Lieutenant Colonel Roy E. Rayle was born in Rayle Georgia and grew up in Eastover, South Carolina
.  He graduated from Georgia Tech in 1938 with a BS, Mechanical Engineering.  He also completed the Army ROTC program at Georgia Tech and with the onset of World War II was ordered to active duty about year before Pearl Harbor. 

During World War II he served in Africa and Europe in Aviation Ordnance for the Ninth Army Air Force (the tactical outfit, i.e., with small planes like P-47s, not the big bombers).  About the most dangerous thing he admitted to doing was removing a fuse from a dud 500 pound bomb in some French field with a hacksaw (against standing orders) so that he could find out why so many bombs were duds.  He eventually found that exposure to rain during fuse manufacture was the culprit.

After the war at Eglin Field, Florida, he investigated more bomb problems.  He decided to stay with the Army when the Army Air Force was made into an independent branch of service, the USAF.  Then he got a Masters degree in Mechanical Engineering at MIT (1949), and after that he had a tour of duty at the Pentagon doing development for artillery shells (including the 280-mm atomic), tank shells, and 106-mm recoilless rifle ammunition.

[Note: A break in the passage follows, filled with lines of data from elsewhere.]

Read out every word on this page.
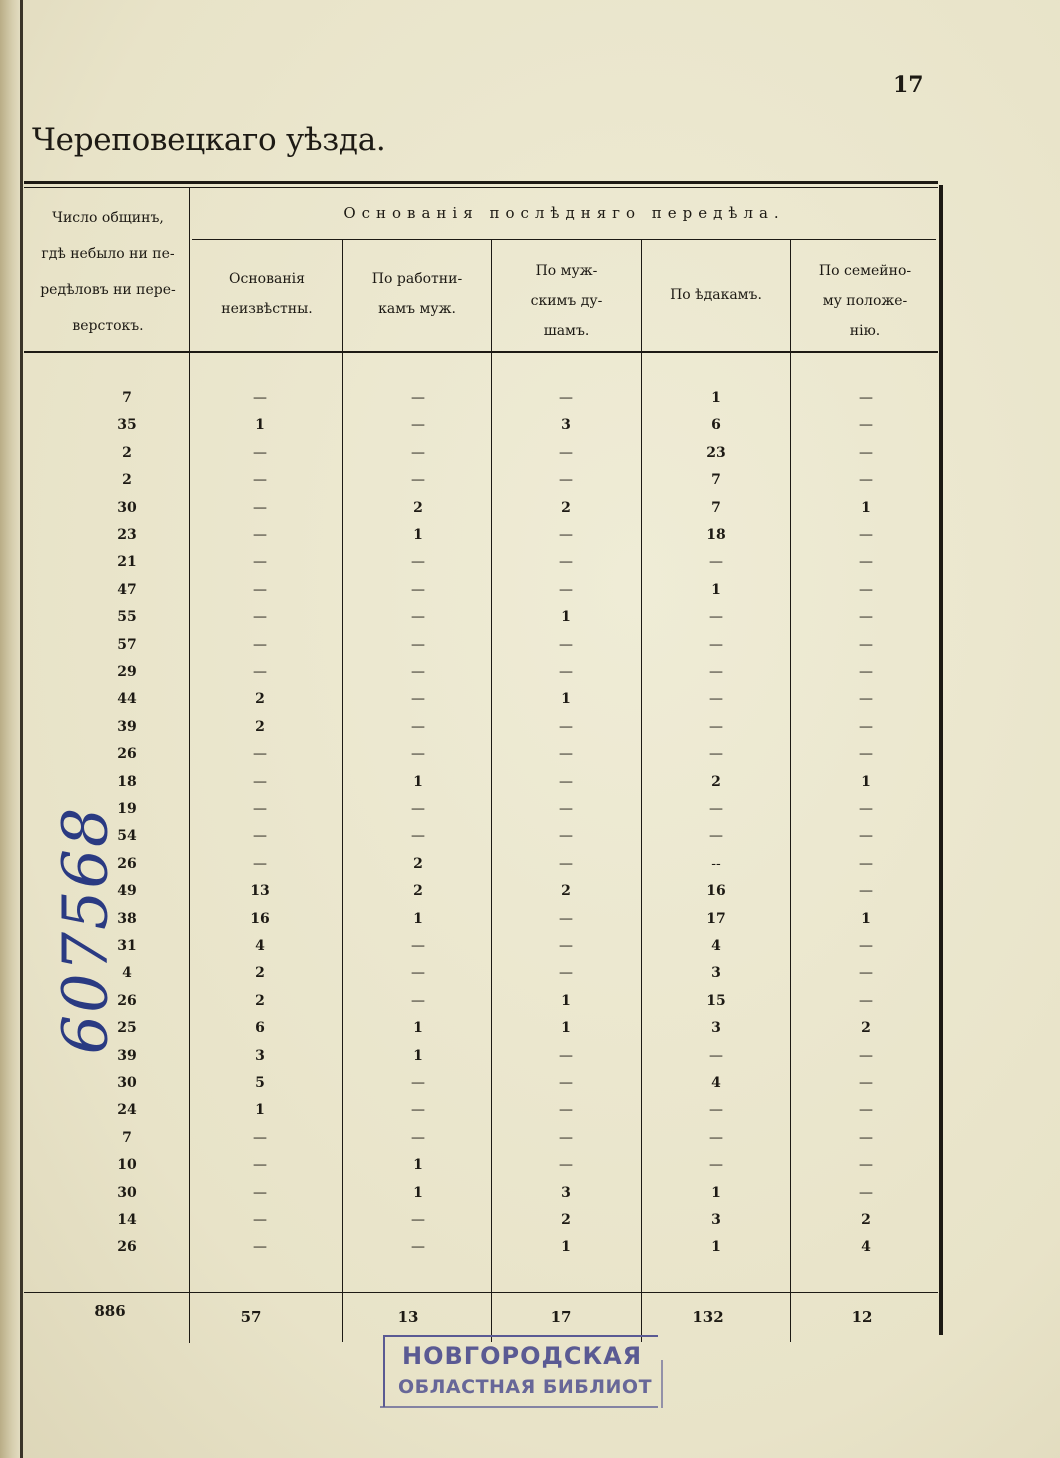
17
Череповецкаго уѣзда.
Число общинъ,
гдѣ небыло ни пе-
редѣловъ ни пере-
верстокъ.
Основанія послѣдняго передѣла.
Основанія
неизвѣстны.
По работни-
камъ муж.
По муж-
скимъ ду-
шамъ.
По ѣдакамъ.
По семейно-
му положе-
нію.
7	—	—	—	1	—
35	1	—	3	6	—
2	—	—	—	23	—
2	—	—	—	7	—
30	—	2	2	7	1
23	—	1	—	18	—
21	—	—	—	—	—
47	—	—	—	1	—
55	—	—	1	—	—
57	—	—	—	—	—
29	—	—	—	—	—
44	2	—	1	—	—
39	2	—	—	—	—
26	—	—	—	—	—
18	—	1	—	2	1
19	—	—	—	—	—
54	—	—	—	—	—
26	—	2	—	--	—
49	13	2	2	16	—
38	16	1	—	17	1
31	4	—	—	4	—
4	2	—	—	3	—
26	2	—	1	15	—
25	6	1	1	3	2
39	3	1	—	—	—
30	5	—	—	4	—
24	1	—	—	—	—
7	—	—	—	—	—
10	—	1	—	—	—
30	—	1	3	1	—
14	—	—	2	3	2
26	—	—	1	1	4
886	57	13	17	132	12
607568
НОВГОРОДСКАЯ
ОБЛАСТНАЯ БИБЛИОТ
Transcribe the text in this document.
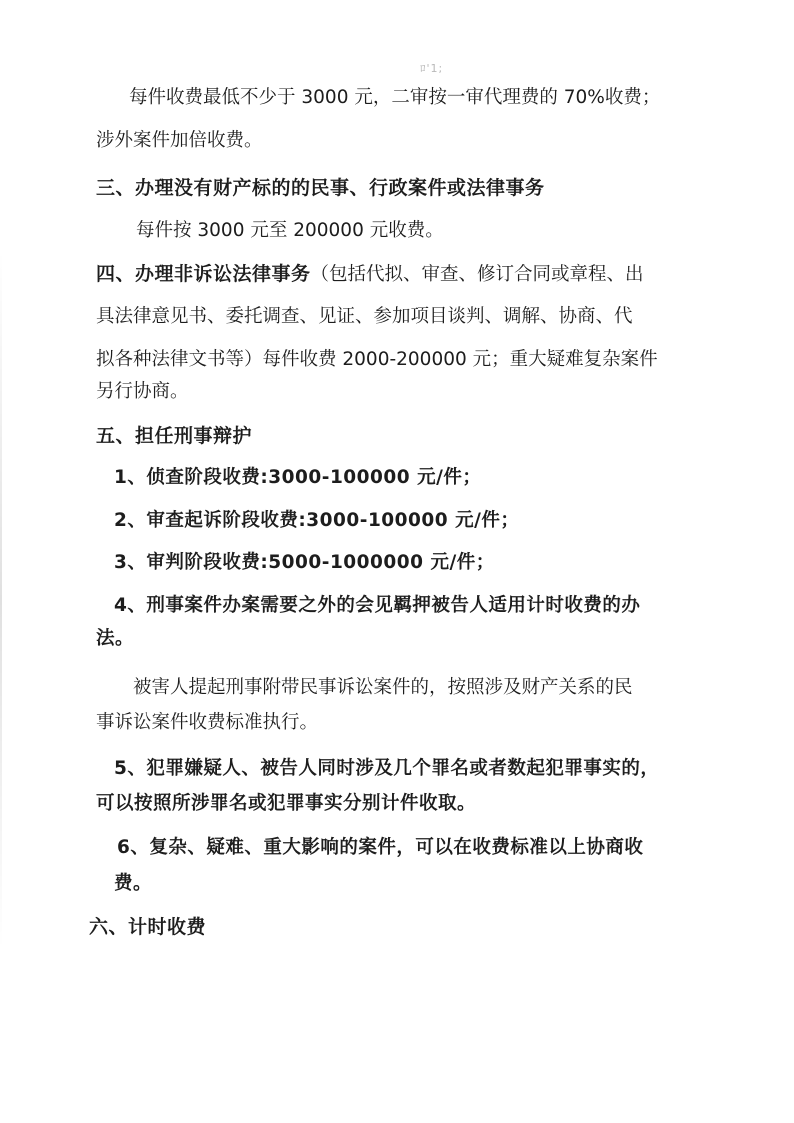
ﾛ'1;
每件收费最低不少于 3000 元，二审按一审代理费的 70%收费；
涉外案件加倍收费。
三、办理没有财产标的的民事、行政案件或法律事务
每件按 3000 元至 200000 元收费。
四、办理非诉讼法律事务（包括代拟、审查、修订合同或章程、出
具法律意见书、委托调查、见证、参加项目谈判、调解、协商、代
拟各种法律文书等）每件收费 2000-200000 元；重大疑难复杂案件
另行协商。
五、担任刑事辩护
1、侦查阶段收费:3000-100000 元/件；
2、审查起诉阶段收费:3000-100000 元/件；
3、审判阶段收费:5000-1000000 元/件；
4、刑事案件办案需要之外的会见羁押被告人适用计时收费的办
法。
被害人提起刑事附带民事诉讼案件的，按照涉及财产关系的民
事诉讼案件收费标准执行。
5、犯罪嫌疑人、被告人同时涉及几个罪名或者数起犯罪事实的，
可以按照所涉罪名或犯罪事实分别计件收取。
6、复杂、疑难、重大影响的案件，可以在收费标准以上协商收
费。
六、计时收费
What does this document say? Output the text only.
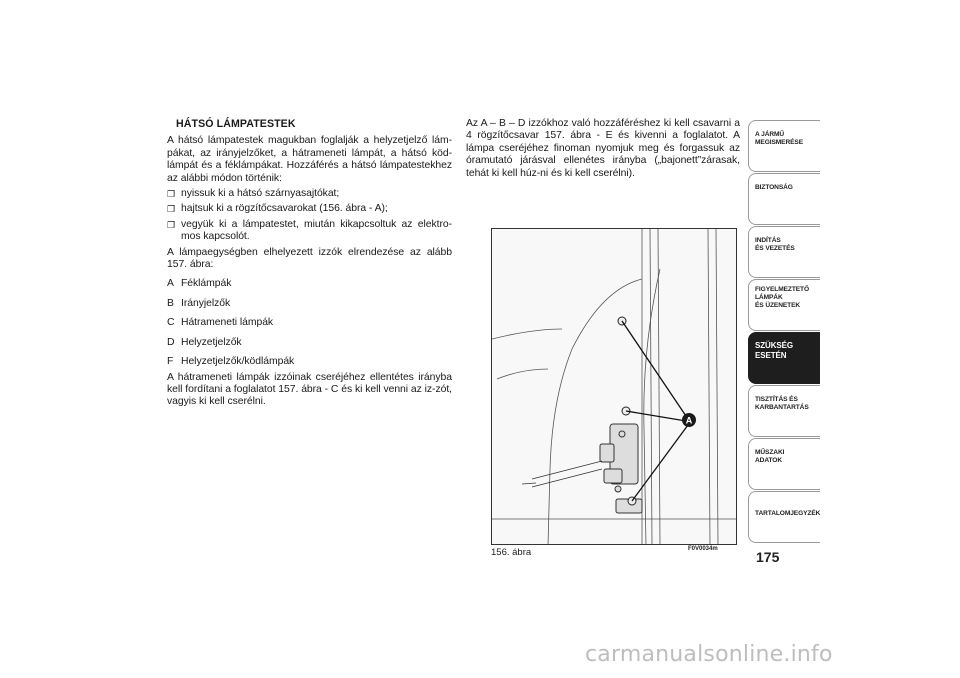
HÁTSÓ LÁMPATESTEK

A hátsó lámpatestek magukban foglalják a helyzetjelző lám-pákat, az irányjelzőket, a hátrameneti lámpát, a hátsó köd-lámpát és a féklámpákat. Hozzáférés a hátsó lámpatestekhez az alábbi módon történik:

❒ nyissuk ki a hátsó szárnyasajtókat;
❒ hajtsuk ki a rögzítőcsavarokat (156. ábra - A);
❒ vegyük ki a lámpatestet, miután kikapcsoltuk az elektro-mos kapcsolót.

A lámpaegységben elhelyezett izzók elrendezése az alább 157. ábra:

A Féklámpák
B Irányjelzők
C Hátrameneti lámpák
D Helyzetjelzők
F Helyzetjelzők/ködlámpák

A hátrameneti lámpák izzóinak cseréjéhez ellentétes irányba kell fordítani a foglalatot 157. ábra - C és ki kell venni az iz-zót, vagyis ki kell cserélni.

Az A – B – D izzókhoz való hozzáféréshez ki kell csavarni a 4 rögzítőcsavar 157. ábra - E és kivenni a foglalatot. A lámpa cseréjéhez finoman nyomjuk meg és forgassuk az óramutató járásval ellenétes irányba („bajonett”zárasak, tehát ki kell húz-ni és ki kell cserélni).

A
156. ábra	F0V0034m
A JÁRMŰ
MEGISMERÉSE
BIZTONSÁG
INDÍTÁS
ÉS VEZETÉS
FIGYELMEZTETŐ
LÁMPÁK
ÉS ÜZENETEK
SZÜKSÉG
ESETÉN
TISZTÍTÁS ÉS
KARBANTARTÁS
MŰSZAKI
ADATOK
TARTALOMJEGYZÉK
175
carmanualsonline.info
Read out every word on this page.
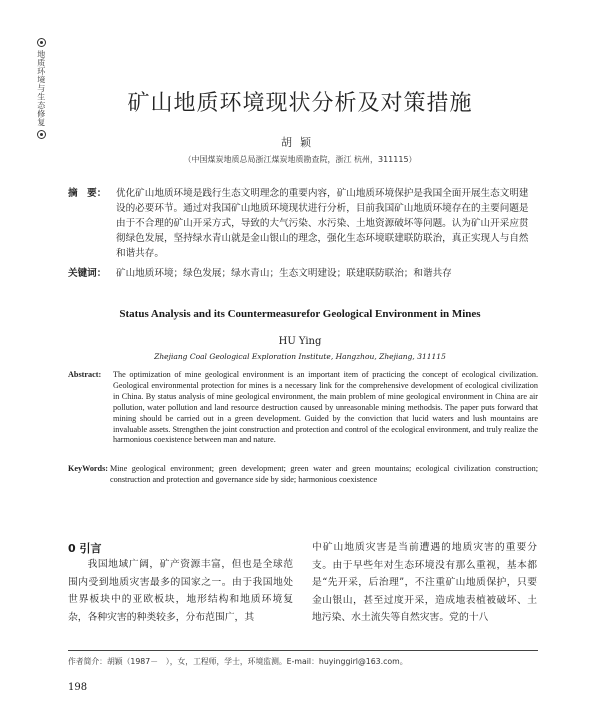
地质环境与生态修复	矿山地质环境现状分析及对策措施
胡颖
（中国煤炭地质总局浙江煤炭地质勘查院，浙江 杭州，311115）
摘　要： 优化矿山地质环境是践行生态文明理念的重要内容，矿山地质环境保护是我国全面开展生态文明建设的必要环节。通过对我国矿山地质环境现状进行分析，目前我国矿山地质环境存在的主要问题是由于不合理的矿山开采方式，导致的大气污染、水污染、土地资源破坏等问题。认为矿山开采应贯彻绿色发展，坚持绿水青山就是金山银山的理念，强化生态环境联建联防联治，真正实现人与自然和谐共存。
关键词： 矿山地质环境；绿色发展；绿水青山；生态文明建设；联建联防联治；和谐共存
Status Analysis and its Countermeasurefor Geological Environment in Mines
HU Ying
Zhejiang Coal Geological Exploration Institute, Hangzhou, Zhejiang, 311115
Abstract: The optimization of mine geological environment is an important item of practicing the concept of ecological civilization. Geological environmental protection for mines is a necessary link for the comprehensive development of ecological civilization in China. By status analysis of mine geological environment, the main problem of mine geological environment in China are air pollution, water pollution and land resource destruction caused by unreasonable mining methodsis. The paper puts forward that mining should be carried out in a green development. Guided by the conviction that lucid waters and lush mountains are invaluable assets. Strengthen the joint construction and protection and control of the ecological environment, and truly realize the harmonious coexistence between man and nature.
KeyWords: Mine geological environment; green development; green water and green mountains; ecological civilization construction; construction and protection and governance side by side; harmonious coexistence
0 引言
我国地域广阔，矿产资源丰富，但也是全球范围内受到地质灾害最多的国家之一。由于我国地处世界板块中的亚欧板块，地形结构和地质环境复杂，各种灾害的种类较多，分布范围广，其
中矿山地质灾害是当前遭遇的地质灾害的重要分支。由于早些年对生态环境没有那么重视，基本都是“先开采，后治理”，不注重矿山地质保护，只要金山银山，甚至过度开采，造成地表植被破坏、土地污染、水土流失等自然灾害。党的十八
作者简介：胡颖（1987－　），女，工程师，学士，环境监测。E-mail：huyinggirl@163.com。
198
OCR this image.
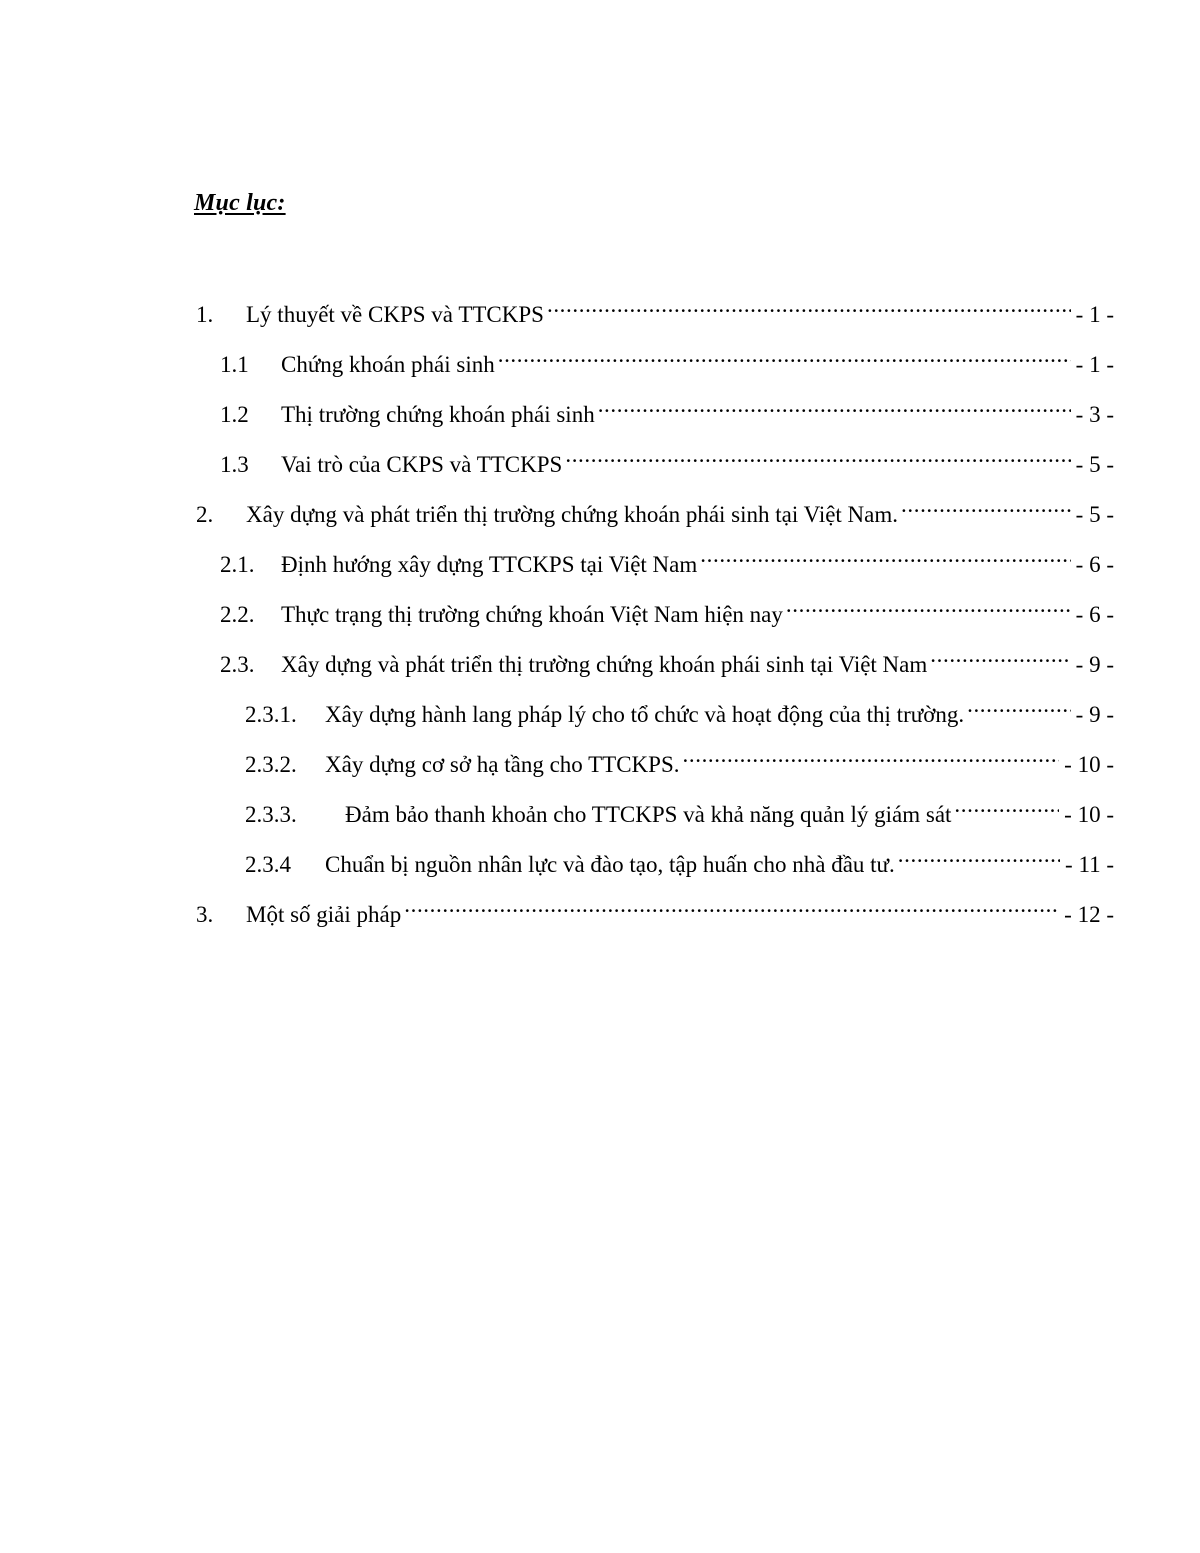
Mục lục:
1.	Lý thuyết về CKPS và TTCKPS .....	- 1 -
1.1	Chứng khoán phái sinh .....	- 1 -
1.2	Thị trường chứng khoán phái sinh .....	- 3 -
1.3	Vai trò của CKPS và TTCKPS .....	- 5 -
2.	Xây dựng và phát triển thị trường chứng khoán phái sinh tại Việt Nam. .....	- 5 -
2.1.	Định hướng xây dựng TTCKPS tại Việt Nam .....	- 6 -
2.2.	Thực trạng thị trường chứng khoán Việt Nam hiện nay .....	- 6 -
2.3.	Xây dựng và phát triển thị trường chứng khoán phái sinh tại Việt Nam .....	- 9 -
2.3.1.	Xây dựng hành lang pháp lý cho tổ chức và hoạt động của thị trường. .....	- 9 -
2.3.2.	Xây dựng cơ sở hạ tầng cho TTCKPS. .....	- 10 -
2.3.3.	Đảm bảo thanh khoản cho TTCKPS và khả năng quản lý giám sát .....	- 10 -
2.3.4	Chuẩn bị nguồn nhân lực và đào tạo, tập huấn cho nhà đầu tư. .....	- 11 -
3.	Một số giải pháp .....	- 12 -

About 1952 he went to Ft. Leavenworth War School in Kansas to prepare for Korea.  Despite volunteering for Korean duty, he was assigned to Springfield Armory (1953) where he developed the M14 Rifle and the M79 Grenade Launcher ("The Bloop Tube"), which were both accepted or approved by the Army in 1957.  At about that time he was assigned to MAAG, Taiwan.

He and family arrived by plane April, 1957, and moved into temporary housing (a house) on a crumbling hillside high above a rushing stone-filled mountain river, at the end of Lane 4, Tien Mu, which is a northern suburb of Taipei in the direction of the Grass Mountain volcano.  We stayed maybe six weeks (waiting on a house to become available) and then moved to Hsinchu about June 1957 where we stayed until we moved stateside about April 1959.

His duty in Taiwan was as a liaison officer, and he worked mostly in Chungli with his counterpart in the Chinese National Army, a Colonel Li.  Part of his work likely included Chinese Army logistics as well as Chinese Army motor pool and weapons maintenance issues.

After the tour of duty in Taiwan my father worked at the Pentagon on various Ordnance development projects, including the TOW missile and M50 Ontos (Greek for "The Thing").  Ontos was a tracked assault vehicle with six recoilless rifles used in Korea and Vietnam by the Marine Corps.

In 1963 he retired from the US Army (at 20 years of service) and went on to develop more weapons as an engineering director for defense contractors.  After that he taught engineering courses and consulted until a few year before his death in March 1997 at age 80 (Alzheimer's Disease).